Did anyone else catch this video?


Being that I used to have a formal position where I mentored teen moms, I can’t really say that I was *shocked* so much as I was processing that this is obviously something that happens in more places than America. And yes, while I don’t really know of fathers over here that have actually built “love huts” for their daughters, I *do* know parents that allow their *children* to have sex at home, Christian parents who try and act like they don’t know their kids are having sex (at home)…oh, and one of the girls that I mentored has three kids at 14 (yes, she birthed all three of them);  and yes, she started around the same age as the girls in the video.

So, I decided to do a bit of research to see what other odd “kid/teen rituals” are going on as it relates to relationships going on throughout the world. I happened upon this article in my quest:

#1 In rural Austria, it’s not chocolate bon-bons that are the way to a lover’s heart; it’s apples soaked in armpit sweat. Young women do a ritual dance with apple slices lodged in their armpits. After the dance, each gives her slice to the man of her choice, and he then eats it. (Sounds a little heavy on the pheromones if you ask us.)
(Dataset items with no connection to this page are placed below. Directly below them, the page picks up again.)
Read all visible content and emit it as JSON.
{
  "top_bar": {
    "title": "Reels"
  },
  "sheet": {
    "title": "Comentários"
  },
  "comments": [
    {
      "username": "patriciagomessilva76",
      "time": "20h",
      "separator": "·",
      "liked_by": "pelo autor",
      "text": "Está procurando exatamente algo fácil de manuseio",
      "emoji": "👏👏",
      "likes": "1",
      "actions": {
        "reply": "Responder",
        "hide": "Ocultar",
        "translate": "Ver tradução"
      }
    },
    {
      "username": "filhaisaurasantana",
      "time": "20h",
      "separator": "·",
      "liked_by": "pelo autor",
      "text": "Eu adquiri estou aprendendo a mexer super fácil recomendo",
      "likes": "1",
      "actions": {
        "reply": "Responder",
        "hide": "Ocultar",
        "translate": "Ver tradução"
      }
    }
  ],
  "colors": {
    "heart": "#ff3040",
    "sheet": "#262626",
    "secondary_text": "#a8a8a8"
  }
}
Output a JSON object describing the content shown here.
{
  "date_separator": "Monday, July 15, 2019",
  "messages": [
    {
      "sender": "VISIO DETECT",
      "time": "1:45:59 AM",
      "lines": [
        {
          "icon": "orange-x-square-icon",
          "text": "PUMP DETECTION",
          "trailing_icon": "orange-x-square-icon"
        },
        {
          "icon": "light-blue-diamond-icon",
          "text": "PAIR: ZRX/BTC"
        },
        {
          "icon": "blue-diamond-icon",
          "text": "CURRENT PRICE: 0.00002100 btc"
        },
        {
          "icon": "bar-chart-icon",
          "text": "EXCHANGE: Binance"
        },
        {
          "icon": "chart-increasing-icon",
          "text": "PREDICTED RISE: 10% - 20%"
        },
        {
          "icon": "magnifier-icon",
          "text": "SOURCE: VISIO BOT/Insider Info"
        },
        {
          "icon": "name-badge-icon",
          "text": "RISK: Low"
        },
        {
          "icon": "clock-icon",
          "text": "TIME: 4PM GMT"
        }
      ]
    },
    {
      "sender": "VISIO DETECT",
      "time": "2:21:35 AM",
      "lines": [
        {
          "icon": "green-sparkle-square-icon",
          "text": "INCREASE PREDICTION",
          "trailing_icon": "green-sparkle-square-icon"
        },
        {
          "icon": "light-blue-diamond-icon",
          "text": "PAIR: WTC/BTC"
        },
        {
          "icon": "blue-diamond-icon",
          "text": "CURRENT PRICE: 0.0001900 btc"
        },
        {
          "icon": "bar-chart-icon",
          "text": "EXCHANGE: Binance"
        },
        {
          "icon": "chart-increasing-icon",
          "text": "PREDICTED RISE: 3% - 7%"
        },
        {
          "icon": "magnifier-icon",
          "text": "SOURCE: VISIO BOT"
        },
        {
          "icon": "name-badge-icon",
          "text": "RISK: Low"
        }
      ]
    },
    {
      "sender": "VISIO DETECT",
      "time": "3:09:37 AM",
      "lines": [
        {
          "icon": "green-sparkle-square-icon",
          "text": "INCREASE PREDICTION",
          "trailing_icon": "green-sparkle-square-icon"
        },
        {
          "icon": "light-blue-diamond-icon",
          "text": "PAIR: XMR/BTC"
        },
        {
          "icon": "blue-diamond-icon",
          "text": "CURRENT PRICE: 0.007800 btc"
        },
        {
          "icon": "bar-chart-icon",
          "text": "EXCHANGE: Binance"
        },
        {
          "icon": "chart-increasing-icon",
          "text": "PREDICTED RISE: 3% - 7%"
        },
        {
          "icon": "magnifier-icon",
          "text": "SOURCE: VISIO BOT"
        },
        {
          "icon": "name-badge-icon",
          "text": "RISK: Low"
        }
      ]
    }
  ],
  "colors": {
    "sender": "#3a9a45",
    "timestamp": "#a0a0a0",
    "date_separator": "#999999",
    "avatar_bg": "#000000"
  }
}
#2 Among the Kreung tribe in a remote region of Cambodia, parents build a “love hut” for their daughter when she reaches her mid-teens. Different boys spend the night in the hut with the girl — sometimes more than one in the same night — until she finds the one she wants to marry. Divorce is unheard of among the Kreung, so couples need to know what they’re getting into.

#3 After reaching puberty, young men and women in traditional Hindu Balinese society must undergo a ritual tooth filing. In an elaborate ceremony overseen by a Brahman priest, their upper canines are filed down to the level of their incisors, a painful ritual that is believed to rid them of evil tendencies such as greed, lust, anger, jealousy, and intoxication. With those out of the way, the young people are considered ready to marry.

#4 “Bundling” was once a common courting practice in northwestern Europe and Colonial America. With parental oversight, an adolescent boy and girl would stay the night together in the same bed, but tightly wrapped in separate blankets, sometimes with a “bundling board” placed between them. This setup permitted intimacy, but definitely not intercourse .

#5 The Dai people of China practice an annual courtship ritual called “visiting girls.” It starts out with young women sitting together around a bonfire and turning their spinning wheels. A group of men draped in red blankets and playing musical instruments approaches them, and each man chooses a woman to serenade. If the woman of his choice likes him back, she’ll take out a small stool from under her skirt and invite him to sit on it. Then the man will wrap her in his red blanket, and they’ll do what lovers do everywhere: whisper sweet nothings in each other’s ears.

Sound odd? I dunno.

I know that I personally think that it’s odd to put a teen whose cervix isn’t even fully developed on hormones (birth control).

I think it’s odd to allow two people who can’t even drive yet to go out for hours alone on dates.

I think it’s odd that kids are now in full-fledged relationships with people that their parents haven’t met (or asked to meet).

I think it’s odd that when a girl gets pregnant in “the Church”, she gets “in trouble” but the boy (usually) doesn’t.

I also think it’s odd that if they are over 18, “the Church” rushes to get them married instead of rushing to make sure they’re ready to *co-parent*.

I think it’s odd that kids continually tell me that they know their parents lied about their sexual journeys…*as teens*.

I think it’s odd that in “singles ministries”, there are not more discussions about how to actually *thrive as a single* rather than use it as a time to try and meet a mate.

I think it’s odd that girls who get pregnant in “the Church” are some of the highest statistics when it comes to getting getting abortions.

I think it’s odd that although abstinence classes and purity rings are proving to be ineffective, we are not being more aggressive about finding a way to encourage our youth to wait until they can “sleep with their best friend every night for the rest of their lives”—ways that *will work*.

I think it’s odd that I counsel teenagers who have never had *one conversation* with their *Christian parents* about *God’s gift of sex*.

I think it’s odd that 9-year-olds have cell phones and parents then are shocked to find out what’s on them (um, they’re *9*).

I think it’s odd that teenage girls think they are “safe” so long as they are having anal and oral sex rather than vaginal penetration and boys think they are “safe” because they are “receivers” of oral sex (I actually have a friend who got an STD by receiving oral sex—just a heads up).

I think it’s odd that while there is *proven documentation* that so many people in the Church (pastors, virgins and married woman included) are addicted to porn, a lot of churches *still* don’t want to talk about it.

So, the blog for today is simple. It’s really easy to look at Cambodia and say “Oh, that’s crazy!” but if you look at America and yes, the state of the Church, as it relates to young people and sexuality, if someone did a documentary on us, we’d probably look even more insane.

So, because perception so often is what people consider to be life’s reality, I’m curious. What courtship/relationships/dating/sex rituals in America and yes, in the Church do you think are strange, counterproductive, ill-effective…*odd*?